Yeol: Sen de benim gibi bekar bir anne misin? Derdi.. Ve sen de bu duruma biraz bozulup "Sence buradan öyle mi! Görünüyorum? Alnımda bekar bir Anne mi! Yazıyor? Derdin. Ve Yeol ne olduğunu şaşırırdı ve bir yandan mutlu olup" Şey ben öyle demek istemedim siz yanlış anladınız! Sizi kırdıysam özür dilerim?! Derdi. Ve Ozaman tanışma faslına yeniden başlayalım ben Park Chanyeol! Derdi....

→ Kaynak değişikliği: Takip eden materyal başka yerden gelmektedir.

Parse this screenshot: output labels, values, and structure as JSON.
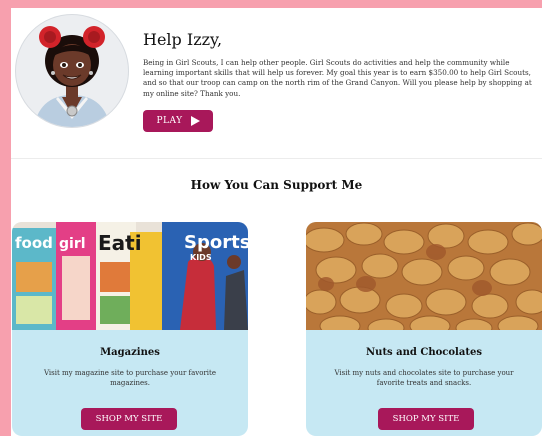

Kris: Sizin gibi genç bir kadının burada ne işi olabilir? Yoksa siz bu ufaklıkların öğretmeni misiniz!? Derdi. Ve sen de sadece kardeşini getirdiğini söylerdin. Ve Kris "Buradan çıkışta benimle bir kahve içer misiniz?" derdi. Ve sen de kafanı sallayarak tamam derdin. Ve tanışmış olurdunuz..

Lay: Seni rahatsız etmemek için yanına gelemezdi. Ve sen çıkana kadar seni arabasında beklerdi. Ve seni gördüğünde yanına doğru gelip" Affedersiniz! Beni yanlış anlamayın lütfen! Amacım sadece sizinle tanışmak! Rica etsem bana bu şansı verir misiniz? Derdi. Ve ondan numarasını alıp onu arayacağını söyler ve yanından ayrılırdın. İlerleyen saatte arar ve konuşurdunuz. Başka bir güne randevu ayarlayıp bulusur ve sevgili olurdunuz.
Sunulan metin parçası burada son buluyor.